Original Music Review makes jazz bounce with a little '70s funk. 

Original Energy

If Andrew Conover accomplishes only one thing with his music, he wants to make sure it is never heard in an elevator or in a doctor's office.

"I think the party aspect of [jazz] needs to come back," says Conover, the 24-year-old leader of Original Music Review, a local Dixieland/funk band with an energetic sound as indebted to George Clinton as it is to Louis Armstrong.

OMR has toured as backup for artists as diverse as the Junkyard Band, Brand Nubian, George Clinton and Digable Planets.

"If you were to add all of those together, that's a lot of what we are," says Conover, a singer with a soulful vocal style that sounds a lot like a deeper version of Jamiroquai's Jason Kay.

Conover, who now attends VCU, grew up in a section of Tallahassee, Fla., called French Town, a Creole neighborhood in the Florida panhandle city. "Funk-Dixieland was a thing down there," he says. "Still is." He got his first taste of that underground sound at Kelly's, a juke joint owned by his dad's boyhood friend.
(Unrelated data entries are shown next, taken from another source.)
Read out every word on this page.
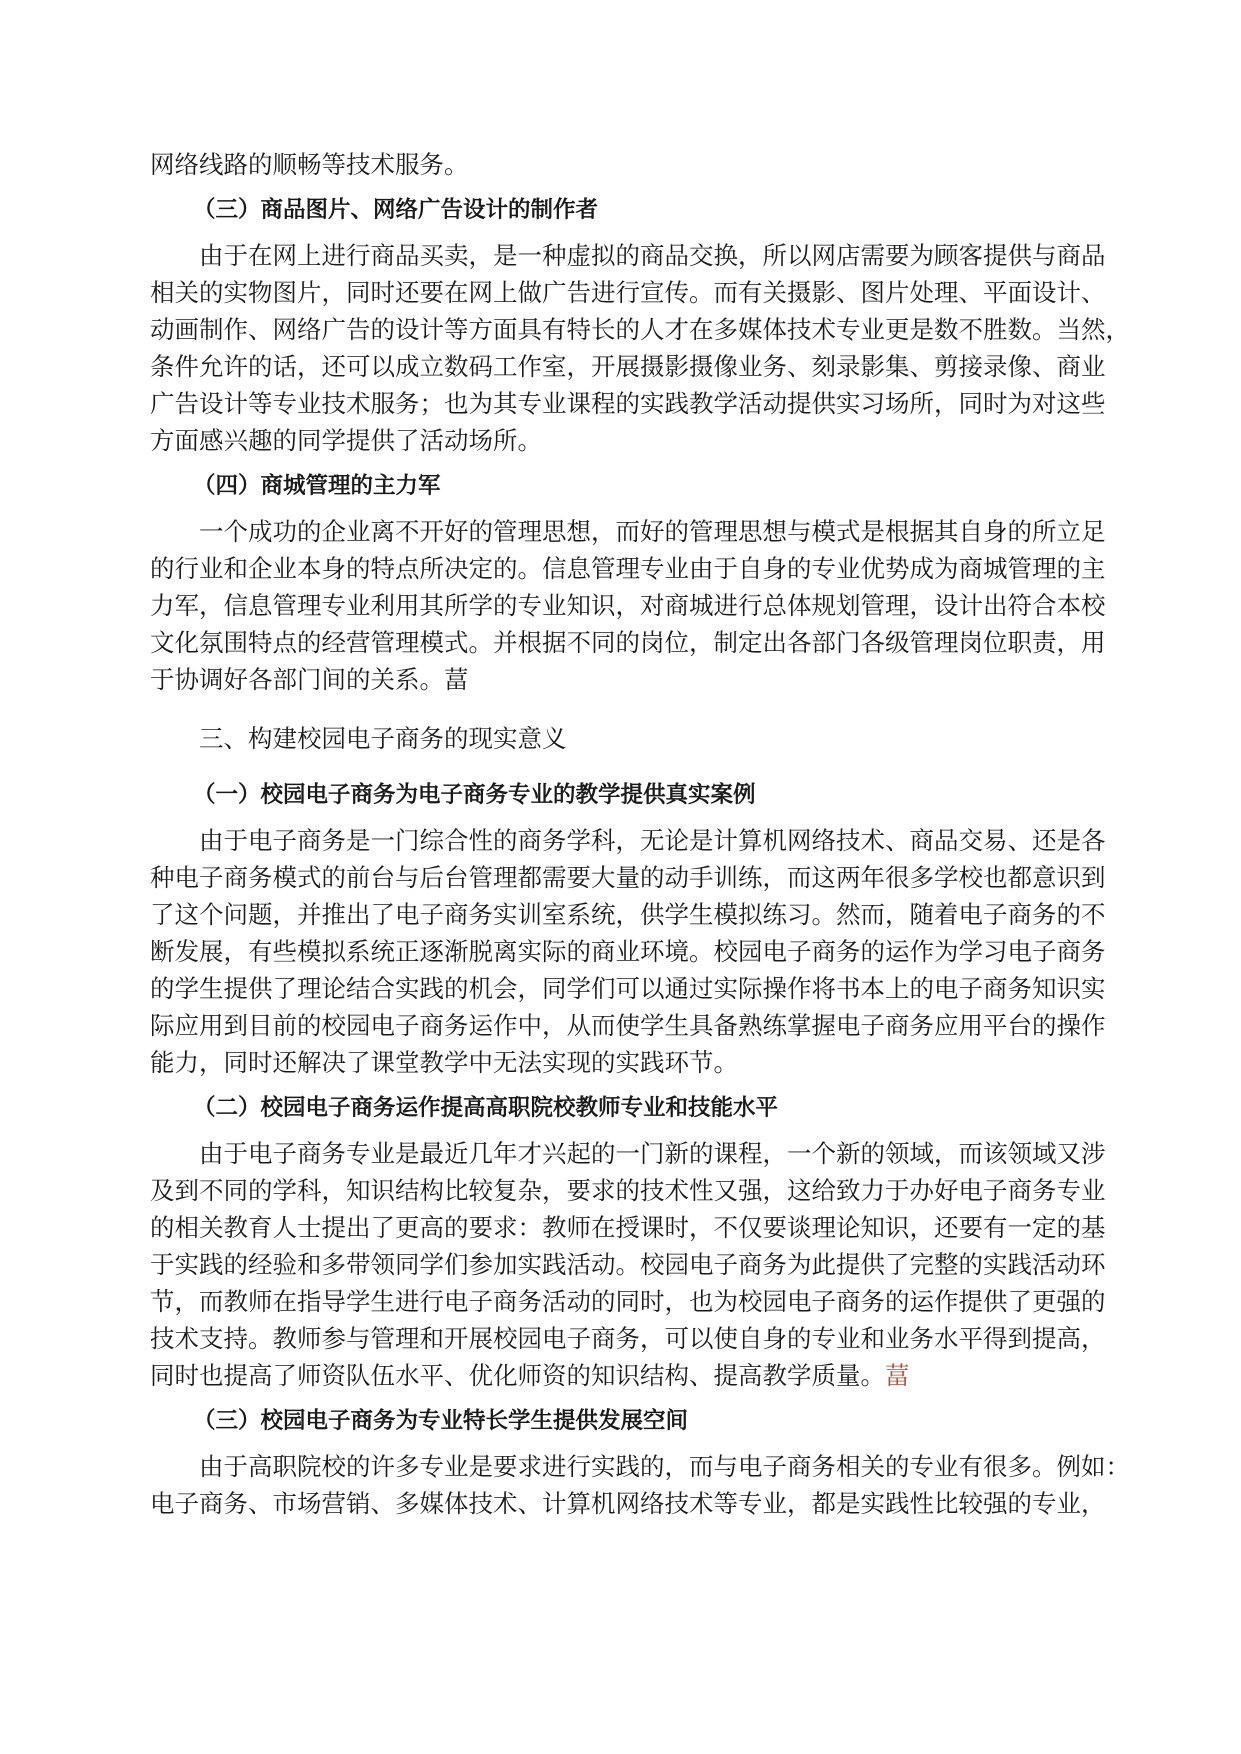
网络线路的顺畅等技术服务。
（三）商品图片、网络广告设计的制作者
由于在网上进行商品买卖，是一种虚拟的商品交换，所以网店需要为顾客提供与商品
相关的实物图片，同时还要在网上做广告进行宣传。而有关摄影、图片处理、平面设计、
动画制作、网络广告的设计等方面具有特长的人才在多媒体技术专业更是数不胜数。当然，
条件允许的话，还可以成立数码工作室，开展摄影摄像业务、刻录影集、剪接录像、商业
广告设计等专业技术服务；也为其专业课程的实践教学活动提供实习场所，同时为对这些
方面感兴趣的同学提供了活动场所。
（四）商城管理的主力军
一个成功的企业离不开好的管理思想，而好的管理思想与模式是根据其自身的所立足
的行业和企业本身的特点所决定的。信息管理专业由于自身的专业优势成为商城管理的主
力军，信息管理专业利用其所学的专业知识，对商城进行总体规划管理，设计出符合本校
文化氛围特点的经营管理模式。并根据不同的岗位，制定出各部门各级管理岗位职责，用
于协调好各部门间的关系。葍
三、构建校园电子商务的现实意义
（一）校园电子商务为电子商务专业的教学提供真实案例
由于电子商务是一门综合性的商务学科，无论是计算机网络技术、商品交易、还是各
种电子商务模式的前台与后台管理都需要大量的动手训练，而这两年很多学校也都意识到
了这个问题，并推出了电子商务实训室系统，供学生模拟练习。然而，随着电子商务的不
断发展，有些模拟系统正逐渐脱离实际的商业环境。校园电子商务的运作为学习电子商务
的学生提供了理论结合实践的机会，同学们可以通过实际操作将书本上的电子商务知识实
际应用到目前的校园电子商务运作中，从而使学生具备熟练掌握电子商务应用平台的操作
能力，同时还解决了课堂教学中无法实现的实践环节。
（二）校园电子商务运作提高高职院校教师专业和技能水平
由于电子商务专业是最近几年才兴起的一门新的课程，一个新的领域，而该领域又涉
及到不同的学科，知识结构比较复杂，要求的技术性又强，这给致力于办好电子商务专业
的相关教育人士提出了更高的要求：教师在授课时，不仅要谈理论知识，还要有一定的基
于实践的经验和多带领同学们参加实践活动。校园电子商务为此提供了完整的实践活动环
节，而教师在指导学生进行电子商务活动的同时，也为校园电子商务的运作提供了更强的
技术支持。教师参与管理和开展校园电子商务，可以使自身的专业和业务水平得到提高，
同时也提高了师资队伍水平、优化师资的知识结构、提高教学质量。葍
（三）校园电子商务为专业特长学生提供发展空间
由于高职院校的许多专业是要求进行实践的，而与电子商务相关的专业有很多。例如：
电子商务、市场营销、多媒体技术、计算机网络技术等专业，都是实践性比较强的专业，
Through the bar's rear door he found a smoky world of all-night music and partying that he has never wanted to leave.

"I always knew I was going to play music," Conover says. He picked up a fiddle when he was 6 years old, soon graduated to the guitar and has been standing in front of the microphone since he was 15. He says leading a band is now second nature.

Conover formed OMR in September 1998 with brother Anthony, who plays stand-up bass. The band released a self-titled CD in January 1999. "It was a failed attempt to make radio-friendly tunes," he says. Maybe. But the CD makes great party music, with plenty of steady, repetitive guitar and horn lines anchored by driving funk and hip-hop flavored beats.

Toby Whitaker, Haywood Tucker, Gordon Jones and Scott Frock play horns on the CD. Joel DiNunzio plays drums and Darnley Hodge keyboard.

OMR has a flexible lineup — guest musicians frequent the live shows, and they usually improvise the entire set.

"We do a lot of jams, and a lot of people cringe from that word," Conover says. "But we are not the Grateful Dead. I've never been a fan of long, pointless jams."

Conover is busy putting the material together for a second album. He hopes to capture OMR's sound with more of an emphasis on go-go inspired vocal hooks and New Orleans-style leads. "It's going to be completely us," he says.

Conover also knows it's going to be hard to sell music that people aren't used to. "It's a brand-new style that's just coming out," he says, "and it's going to be a long time coming."

For now, Conover will keep the lights on by playing backup for bigger names while finding time to promote OMR. "I'm never going to be a millionaire," he says. "I know that.